On the daily chart we can see that after a brutal March sell-off price has climbed back to 170. Looking for chart patterns it appears a bear flag has formed. Moreover, this pattern is very close to completing – as of today we can see price may be about to close outside of the lower trendline. Though this does not guarantee a downwards move is imminent, a negative resolution is the most common. Bear pennants typically see an ABC correction – we can see an ABC wave has likely completed. We also know that bear flags retrace approximately 62% (Fibonacci). This also happens to be right at a zone of resistance.
Other Bearish Signs
If we look for other charts clues they are also suggesting the next move is probably down. Firstly, there is a negative divergence – both volume and momentum (see annotation on the PPO). This shows buying is weakening and is not something we want to see when price is reaching a zone of resistance. If price is to resume an uptrend we would expect to see more strength. All of this is suggesting failure is the more likely outcome.
Weekly Chart – Doesn’t Look Great Either
If we look at the weekly chart it’s not very encouraging.

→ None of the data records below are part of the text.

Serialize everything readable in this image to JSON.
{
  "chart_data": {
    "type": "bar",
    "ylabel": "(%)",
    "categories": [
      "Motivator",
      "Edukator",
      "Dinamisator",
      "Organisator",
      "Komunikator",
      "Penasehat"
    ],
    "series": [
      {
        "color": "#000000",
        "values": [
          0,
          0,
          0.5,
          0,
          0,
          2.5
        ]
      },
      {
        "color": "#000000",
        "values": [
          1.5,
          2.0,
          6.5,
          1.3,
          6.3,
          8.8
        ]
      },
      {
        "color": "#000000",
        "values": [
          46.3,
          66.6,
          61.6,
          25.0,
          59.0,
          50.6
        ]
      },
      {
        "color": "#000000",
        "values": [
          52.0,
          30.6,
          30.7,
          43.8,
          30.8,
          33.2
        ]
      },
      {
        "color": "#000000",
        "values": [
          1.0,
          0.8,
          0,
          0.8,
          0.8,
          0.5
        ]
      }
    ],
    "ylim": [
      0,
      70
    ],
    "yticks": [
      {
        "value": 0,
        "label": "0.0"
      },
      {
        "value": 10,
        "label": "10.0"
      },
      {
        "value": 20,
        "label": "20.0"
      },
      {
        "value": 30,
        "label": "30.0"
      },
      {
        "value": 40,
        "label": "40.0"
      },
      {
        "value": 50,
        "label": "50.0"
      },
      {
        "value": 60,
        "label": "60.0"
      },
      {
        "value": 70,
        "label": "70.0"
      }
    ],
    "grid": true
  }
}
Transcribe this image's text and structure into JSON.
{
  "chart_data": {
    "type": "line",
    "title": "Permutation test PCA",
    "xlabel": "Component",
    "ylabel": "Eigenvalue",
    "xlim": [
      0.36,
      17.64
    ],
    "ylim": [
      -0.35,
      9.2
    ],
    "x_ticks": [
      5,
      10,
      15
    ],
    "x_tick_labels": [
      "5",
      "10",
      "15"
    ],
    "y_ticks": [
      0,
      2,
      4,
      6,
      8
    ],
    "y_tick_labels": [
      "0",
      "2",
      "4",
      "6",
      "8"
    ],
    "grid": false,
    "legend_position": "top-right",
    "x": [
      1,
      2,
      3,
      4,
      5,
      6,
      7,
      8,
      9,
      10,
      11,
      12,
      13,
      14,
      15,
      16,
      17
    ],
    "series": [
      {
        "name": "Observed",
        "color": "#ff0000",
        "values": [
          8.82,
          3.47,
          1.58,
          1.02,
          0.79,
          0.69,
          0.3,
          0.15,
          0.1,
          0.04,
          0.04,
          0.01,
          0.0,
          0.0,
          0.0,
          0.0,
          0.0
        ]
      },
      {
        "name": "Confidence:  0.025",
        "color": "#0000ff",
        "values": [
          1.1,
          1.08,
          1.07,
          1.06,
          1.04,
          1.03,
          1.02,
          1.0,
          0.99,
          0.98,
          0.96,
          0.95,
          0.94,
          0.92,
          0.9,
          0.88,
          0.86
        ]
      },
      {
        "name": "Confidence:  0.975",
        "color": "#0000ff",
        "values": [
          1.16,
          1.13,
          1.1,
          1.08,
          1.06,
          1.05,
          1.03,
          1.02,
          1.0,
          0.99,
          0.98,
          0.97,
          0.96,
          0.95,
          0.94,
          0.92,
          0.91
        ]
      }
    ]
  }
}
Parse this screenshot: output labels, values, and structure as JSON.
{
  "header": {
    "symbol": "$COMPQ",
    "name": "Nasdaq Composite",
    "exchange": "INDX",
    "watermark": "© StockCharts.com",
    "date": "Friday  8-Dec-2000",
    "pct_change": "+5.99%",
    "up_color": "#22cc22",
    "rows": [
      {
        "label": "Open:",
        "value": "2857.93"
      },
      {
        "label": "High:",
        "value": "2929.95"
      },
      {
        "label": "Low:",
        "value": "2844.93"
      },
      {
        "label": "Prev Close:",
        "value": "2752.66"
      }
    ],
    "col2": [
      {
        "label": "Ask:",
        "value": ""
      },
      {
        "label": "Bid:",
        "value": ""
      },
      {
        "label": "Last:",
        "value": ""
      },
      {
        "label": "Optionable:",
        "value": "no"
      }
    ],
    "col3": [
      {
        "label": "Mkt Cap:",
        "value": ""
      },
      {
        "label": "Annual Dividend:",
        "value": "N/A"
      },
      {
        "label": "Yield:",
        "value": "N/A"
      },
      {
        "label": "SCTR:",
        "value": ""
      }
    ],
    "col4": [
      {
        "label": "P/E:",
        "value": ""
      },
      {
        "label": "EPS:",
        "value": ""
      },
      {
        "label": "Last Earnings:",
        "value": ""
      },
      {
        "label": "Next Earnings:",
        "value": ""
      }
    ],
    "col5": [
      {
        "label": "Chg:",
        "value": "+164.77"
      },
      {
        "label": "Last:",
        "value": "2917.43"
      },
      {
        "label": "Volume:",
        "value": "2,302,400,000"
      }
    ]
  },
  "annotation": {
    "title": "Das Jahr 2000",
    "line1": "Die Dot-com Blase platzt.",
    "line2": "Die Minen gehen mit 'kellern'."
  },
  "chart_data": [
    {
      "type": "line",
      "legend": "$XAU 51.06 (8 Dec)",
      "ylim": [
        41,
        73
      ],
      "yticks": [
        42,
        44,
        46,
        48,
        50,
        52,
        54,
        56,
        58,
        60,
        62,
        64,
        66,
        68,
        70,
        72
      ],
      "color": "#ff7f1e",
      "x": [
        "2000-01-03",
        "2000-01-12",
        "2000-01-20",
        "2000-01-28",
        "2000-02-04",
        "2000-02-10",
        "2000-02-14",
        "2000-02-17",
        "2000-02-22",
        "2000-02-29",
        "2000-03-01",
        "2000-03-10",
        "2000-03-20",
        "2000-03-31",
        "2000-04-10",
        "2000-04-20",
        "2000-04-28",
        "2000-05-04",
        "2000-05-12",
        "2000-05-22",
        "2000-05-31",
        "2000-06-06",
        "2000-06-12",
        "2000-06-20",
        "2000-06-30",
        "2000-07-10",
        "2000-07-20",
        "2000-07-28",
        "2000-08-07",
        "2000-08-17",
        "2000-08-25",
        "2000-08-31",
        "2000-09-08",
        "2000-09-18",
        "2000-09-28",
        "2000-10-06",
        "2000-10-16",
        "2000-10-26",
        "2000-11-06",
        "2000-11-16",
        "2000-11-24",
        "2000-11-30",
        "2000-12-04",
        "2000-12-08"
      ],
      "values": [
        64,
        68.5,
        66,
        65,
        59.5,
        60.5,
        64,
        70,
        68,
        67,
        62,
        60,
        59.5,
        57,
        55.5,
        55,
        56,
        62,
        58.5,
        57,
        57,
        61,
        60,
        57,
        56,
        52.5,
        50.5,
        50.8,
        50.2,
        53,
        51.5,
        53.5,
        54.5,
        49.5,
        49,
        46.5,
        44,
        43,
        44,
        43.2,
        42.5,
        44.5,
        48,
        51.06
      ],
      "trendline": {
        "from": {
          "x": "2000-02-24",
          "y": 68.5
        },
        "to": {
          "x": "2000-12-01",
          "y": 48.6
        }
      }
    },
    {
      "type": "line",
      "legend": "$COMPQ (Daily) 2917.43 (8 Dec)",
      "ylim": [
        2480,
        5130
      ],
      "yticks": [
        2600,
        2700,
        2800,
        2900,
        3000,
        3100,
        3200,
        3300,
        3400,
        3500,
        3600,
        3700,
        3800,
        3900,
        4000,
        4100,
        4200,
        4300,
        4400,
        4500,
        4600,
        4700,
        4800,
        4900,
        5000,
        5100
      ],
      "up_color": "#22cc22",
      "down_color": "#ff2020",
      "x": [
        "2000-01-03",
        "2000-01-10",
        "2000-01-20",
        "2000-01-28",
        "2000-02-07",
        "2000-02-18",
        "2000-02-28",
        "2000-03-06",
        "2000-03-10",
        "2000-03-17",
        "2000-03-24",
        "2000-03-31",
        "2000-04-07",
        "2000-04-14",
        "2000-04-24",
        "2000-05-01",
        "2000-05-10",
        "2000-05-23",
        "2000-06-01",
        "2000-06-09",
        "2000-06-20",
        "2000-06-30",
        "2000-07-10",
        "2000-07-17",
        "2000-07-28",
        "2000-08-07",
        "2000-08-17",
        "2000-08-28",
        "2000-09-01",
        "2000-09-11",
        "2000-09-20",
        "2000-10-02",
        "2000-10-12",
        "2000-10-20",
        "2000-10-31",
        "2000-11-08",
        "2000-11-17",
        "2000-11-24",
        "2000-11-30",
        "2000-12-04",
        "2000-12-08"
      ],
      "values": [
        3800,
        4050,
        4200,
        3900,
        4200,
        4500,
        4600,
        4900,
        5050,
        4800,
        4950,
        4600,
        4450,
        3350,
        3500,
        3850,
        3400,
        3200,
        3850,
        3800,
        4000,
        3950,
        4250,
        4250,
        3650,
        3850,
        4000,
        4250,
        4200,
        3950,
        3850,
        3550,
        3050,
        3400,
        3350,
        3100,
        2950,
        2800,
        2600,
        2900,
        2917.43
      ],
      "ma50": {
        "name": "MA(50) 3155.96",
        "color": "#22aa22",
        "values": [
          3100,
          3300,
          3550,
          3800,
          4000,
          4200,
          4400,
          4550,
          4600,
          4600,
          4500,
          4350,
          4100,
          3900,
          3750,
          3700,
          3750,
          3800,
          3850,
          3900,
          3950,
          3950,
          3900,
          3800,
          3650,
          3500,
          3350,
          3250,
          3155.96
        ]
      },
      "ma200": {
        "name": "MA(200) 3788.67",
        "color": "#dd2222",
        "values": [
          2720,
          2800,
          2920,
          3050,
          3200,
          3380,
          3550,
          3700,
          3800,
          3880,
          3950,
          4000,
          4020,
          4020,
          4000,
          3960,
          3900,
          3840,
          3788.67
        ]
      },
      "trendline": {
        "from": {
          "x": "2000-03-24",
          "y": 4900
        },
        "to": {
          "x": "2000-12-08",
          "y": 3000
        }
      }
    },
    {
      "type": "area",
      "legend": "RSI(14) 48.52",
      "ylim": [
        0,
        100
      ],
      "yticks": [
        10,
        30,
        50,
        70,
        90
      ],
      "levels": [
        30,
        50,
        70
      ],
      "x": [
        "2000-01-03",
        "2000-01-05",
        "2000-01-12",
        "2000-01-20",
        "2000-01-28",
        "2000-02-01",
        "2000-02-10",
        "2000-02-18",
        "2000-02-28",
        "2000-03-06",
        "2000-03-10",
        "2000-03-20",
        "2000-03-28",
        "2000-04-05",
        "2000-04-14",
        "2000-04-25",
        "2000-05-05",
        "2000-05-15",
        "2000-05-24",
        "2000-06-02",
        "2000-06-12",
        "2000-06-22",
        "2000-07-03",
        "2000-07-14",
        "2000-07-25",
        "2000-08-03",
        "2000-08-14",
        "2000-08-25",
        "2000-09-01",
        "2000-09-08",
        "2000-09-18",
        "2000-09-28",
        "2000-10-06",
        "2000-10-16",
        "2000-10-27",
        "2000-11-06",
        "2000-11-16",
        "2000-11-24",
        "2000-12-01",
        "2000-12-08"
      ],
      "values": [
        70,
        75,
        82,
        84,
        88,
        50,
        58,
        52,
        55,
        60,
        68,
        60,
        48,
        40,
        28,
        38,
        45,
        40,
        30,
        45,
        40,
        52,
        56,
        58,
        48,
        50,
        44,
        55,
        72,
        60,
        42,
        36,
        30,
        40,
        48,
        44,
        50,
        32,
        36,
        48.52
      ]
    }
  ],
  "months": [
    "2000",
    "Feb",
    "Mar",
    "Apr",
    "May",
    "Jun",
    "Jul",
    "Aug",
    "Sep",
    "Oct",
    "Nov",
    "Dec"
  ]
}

First thing to notice is that price has clearly broken its upwards trendline. Moreover, price is heading into a zone of resistance in the form of its prior support, now turned resistance. This will be a formidable obstacle – the longer the trendline, the stronger it is. Comparing it to the daily chart we see a potential bear flag that is ripe for completion, right at this trendline.
What other signs can we see?
A number of other signs back up what we’ve seen so far and also suggest this is the start of a new downtrend. Confirming the trend break we can see that both the weekly RSI and moving averages have registered bear signals. All three of these signs are already strongly suggesting more downwards movement is to come. Price is also heading into its 40-week moving average, which again is another obstacle to try overcome, also strengthening what is a pretty rough zone to break through – less likely to happen on weakening volume and momentum.
Overall, both the weekly and daily charts suggest another downwards leg is coming – with a likely test of its recent March low at approximately 110. Unless we see a rapid and strong reversal, the weekly chart is also suggesting weakness is here to stay. If this is the start of a new downtrend then we can not assume support at the March low will hold. We’ll see what happens!